|
I can't decide if "JSON-superset" is technically accurate or not. JSON's string literals come from JavaScript, and JavaScript only sortof has a Unicode string type. So the \u escape in both languages encodes a UTF-16 code unit, not a code point. That means in JSON, the single code point U+1f4a9 "Pile of Poo" is encoded thusly: "\ud83d\udca9"

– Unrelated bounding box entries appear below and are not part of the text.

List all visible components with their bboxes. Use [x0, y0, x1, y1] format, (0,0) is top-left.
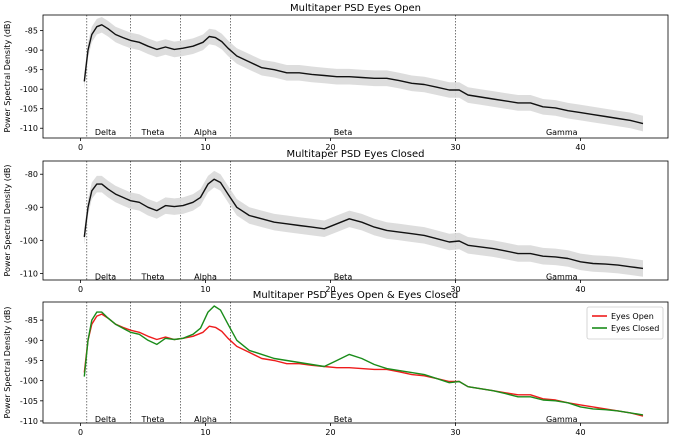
- chart-panel-2: Multitaper PSD Eyes Closed Power Spectral…: [3, 149, 669, 294]
- legend-entry: Eyes Open: [611, 312, 654, 321]
- legend: Eyes Open Eyes Closed: [586, 306, 664, 340]
- band-label: Delta: [95, 128, 116, 137]
- band-label: Beta: [334, 128, 353, 137]
- y-tick-label: -95: [25, 66, 38, 75]
- confidence-band: [84, 17, 644, 132]
- chart-title: Multitaper PSD Eyes Open & Eyes Closed: [253, 290, 459, 301]
- series-line: [83, 178, 644, 270]
- axes-frame: [42, 14, 669, 139]
- chart-title: Multitaper PSD Eyes Closed: [287, 149, 425, 160]
- x-tick-label: 0: [78, 143, 83, 152]
- chart-panel-3: Multitaper PSD Eyes Open & Eyes Closed Po…: [3, 290, 669, 437]
- x-tick-label: 10: [200, 143, 210, 152]
- y-tick-label: -110: [20, 269, 38, 278]
- band-label: Delta: [95, 415, 116, 424]
- y-tick-label: -90: [25, 46, 38, 55]
- y-tick-label: -110: [20, 417, 38, 426]
- x-tick-label: 10: [200, 428, 210, 437]
- x-tick-label: 0: [78, 428, 83, 437]
- series-line-eyes-closed: [83, 305, 644, 416]
- y-tick-label: -95: [25, 356, 38, 365]
- x-tick-label: 10: [200, 285, 210, 294]
- confidence-band: [84, 170, 644, 277]
- x-tick-label: 0: [78, 285, 83, 294]
- band-label: Delta: [95, 273, 116, 282]
- y-tick-label: -85: [25, 27, 38, 36]
- axes-frame: [42, 301, 669, 424]
- band-label: Gamma: [546, 273, 578, 282]
- band-label: Alpha: [194, 273, 217, 282]
- band-label: Theta: [141, 415, 165, 424]
- axes-frame: [42, 160, 669, 281]
- x-tick-label: 20: [325, 285, 335, 294]
- y-tick-label: -90: [25, 336, 38, 345]
- x-tick-label: 30: [450, 428, 460, 437]
- x-tick-label: 30: [450, 285, 460, 294]
- y-axis-label: Power Spectral Density (dB): [3, 20, 12, 132]
- band-label: Alpha: [194, 128, 217, 137]
- x-tick-label: 40: [575, 428, 585, 437]
- x-tick-label: 40: [575, 143, 585, 152]
- x-tick-label: 20: [325, 428, 335, 437]
- band-label: Theta: [141, 128, 165, 137]
- y-tick-label: -105: [20, 105, 38, 114]
- chart-title: Multitaper PSD Eyes Open: [290, 3, 421, 14]
- y-tick-label: -90: [25, 203, 38, 212]
- band-label: Beta: [334, 415, 353, 424]
- y-tick-label: -105: [20, 397, 38, 406]
- band-label: Gamma: [546, 128, 578, 137]
- y-axis-label: Power Spectral Density (dB): [3, 164, 12, 276]
- x-tick-label: 20: [325, 143, 335, 152]
- y-tick-label: -100: [20, 377, 38, 386]
- x-tick-label: 40: [575, 285, 585, 294]
- series-line: [83, 24, 644, 125]
- y-tick-label: -100: [20, 236, 38, 245]
- legend-entry: Eyes Closed: [611, 324, 659, 333]
- band-label: Gamma: [546, 415, 578, 424]
- y-tick-label: -80: [25, 170, 38, 179]
- legend-box: [586, 306, 664, 340]
- band-label: Alpha: [194, 415, 217, 424]
- series-line-eyes-open: [83, 313, 644, 417]
- band-label: Beta: [334, 273, 353, 282]
- y-tick-label: -110: [20, 124, 38, 133]
- y-tick-label: -85: [25, 316, 38, 325]
- band-label: Theta: [141, 273, 165, 282]
- y-axis-label: Power Spectral Density (dB): [3, 306, 12, 418]
- y-tick-label: -100: [20, 85, 38, 94]
- x-tick-label: 30: [450, 143, 460, 152]
- chart-panel-1: Multitaper PSD Eyes Open Power Spectral D…: [3, 3, 669, 152]
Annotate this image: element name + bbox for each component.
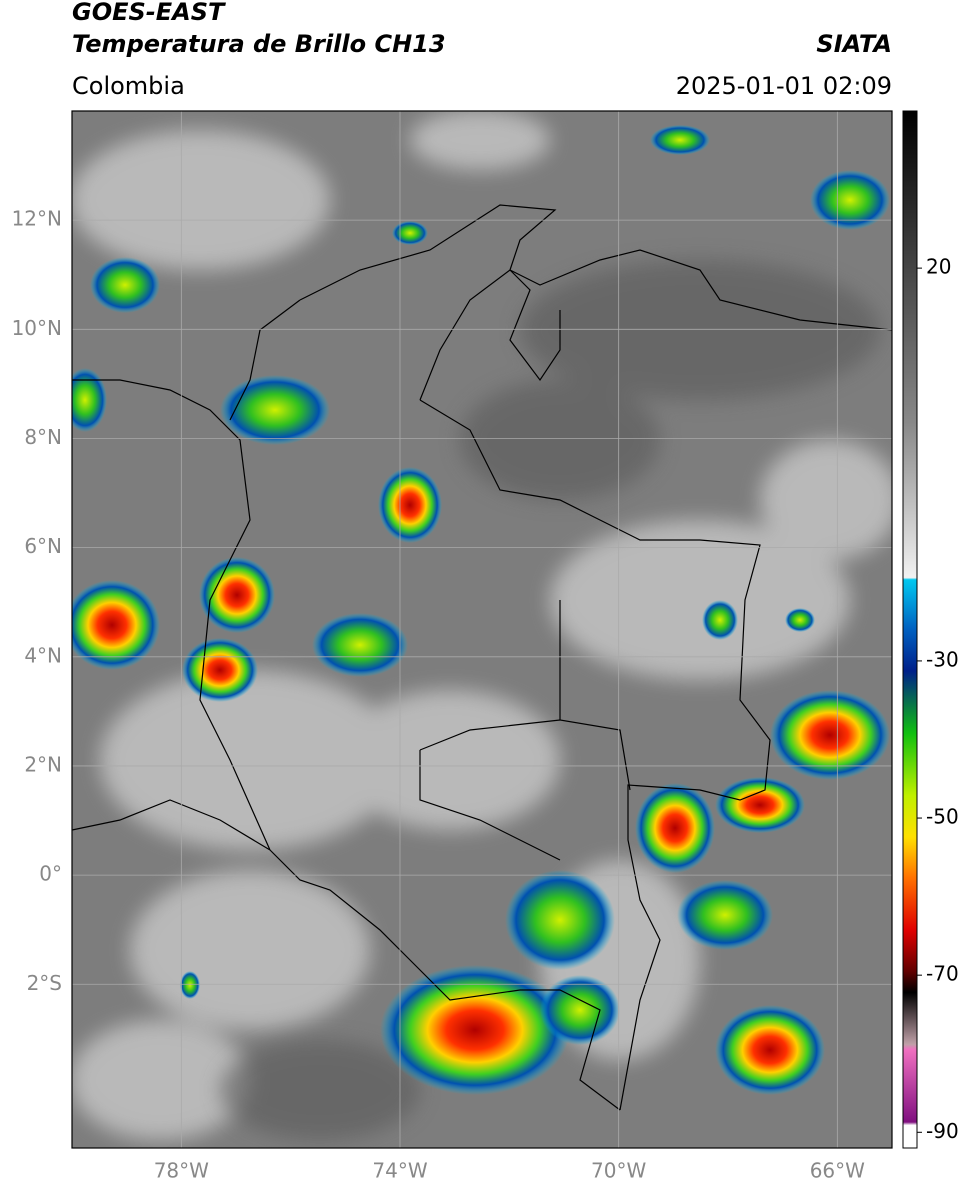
lat-tick-label: 4°N [24,643,62,667]
colorbar-tick-label: -90 [926,1119,959,1143]
colorbar [902,110,918,1149]
lon-tick-label: 70°W [591,1159,646,1183]
product-title: Temperatura de Brillo CH13 [72,30,446,58]
satellite-title: GOES-EAST [72,0,226,26]
datetime-label: 2025-01-01 02:09 [676,72,892,100]
colorbar-tick-label: -70 [926,962,959,986]
colorbar-tick-label: -50 [926,805,959,829]
source-label: SIATA [816,30,892,58]
lat-tick-label: 0° [39,862,62,886]
lat-tick-label: 2°S [27,971,62,995]
lon-tick-label: 74°W [372,1159,427,1183]
colorbar-tick-label: -30 [926,647,959,671]
lat-tick-label: 2°N [24,752,62,776]
lat-tick-label: 8°N [24,425,62,449]
lon-tick-label: 66°W [810,1159,865,1183]
lon-tick-label: 78°W [154,1159,209,1183]
lat-tick-label: 12°N [12,207,62,231]
map-frame [71,110,893,1149]
graticule [72,111,892,1148]
region-label: Colombia [72,72,185,100]
lat-tick-label: 6°N [24,534,62,558]
colorbar-tick-label: 20 [926,255,951,279]
borders [72,204,892,1111]
satellite-image [72,111,892,1148]
lat-tick-label: 10°N [12,316,62,340]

JSON specifically says this, too, Any character may be escaped. If the character is in the Basic
Multilingual Plane (U+0000 through U+FFFF), then it may be
represented as a six-character sequence: a reverse solidus, followed
by the lowercase letter u, followed by four hexadecimal digits that
encode the character's code point. The hexadecimal letters A though
F can be upper or lowercase. So, for example, a string containing
only a single reverse solidus character may be represented as
"\u005C".
[… snip …]
To escape an extended character that is not in the Basic Multilingual
Plane, the character is represented as a twelve-character sequence,
encoding the UTF-16 surrogate pair. So, for example, a string
containing only the G clef character (U+1D11E) may be represented as
"\uD834\uDD1E".
Now, Ion's spec says only: U+HHHH \uHHHH 4-digit hexadecimal Unicode code point
But if we take it to mean code point, then if the value is a surrogate… what should happen?Looking at the code, it looks like the above JSON will parse: 1. Main parsing of \u here:
https://github.com/amznlabs/ion-java/blob/1ca3cbe249848517fc6d91394bb493383d69eb61/src/software/amazon/ion/impl/IonReaderTextRawTokensX.java#L2429-L2434
2. which is called from here, and just appended to a StringBuilder:
https://github.com/amznlabs/ion-java/blob/1ca3cbe249848517fc6d91394bb493383d69eb61/src/software/amazon/ion/impl/IonReaderTextRawTokensX.java#L1975
My Java isn't that great though, so I'm speculating. But I'm not sure what should happen.This is just one of those things that the first time I saw it in JSON/JS… a part of my brain melted. This is all a technicality, of course, and most JSON values should work just fine. |
Surrogates are code points. The spec does not say what should happen if the surrogate is invalid (for example, if only the first surrogate of a surrogate pair is present), but neither does the JSON spec.
Java internally also represents non-BMP code points using surrogates. So, simply appending the surrogates to the string should yield a valid Java string if the surrogates in the input are valid.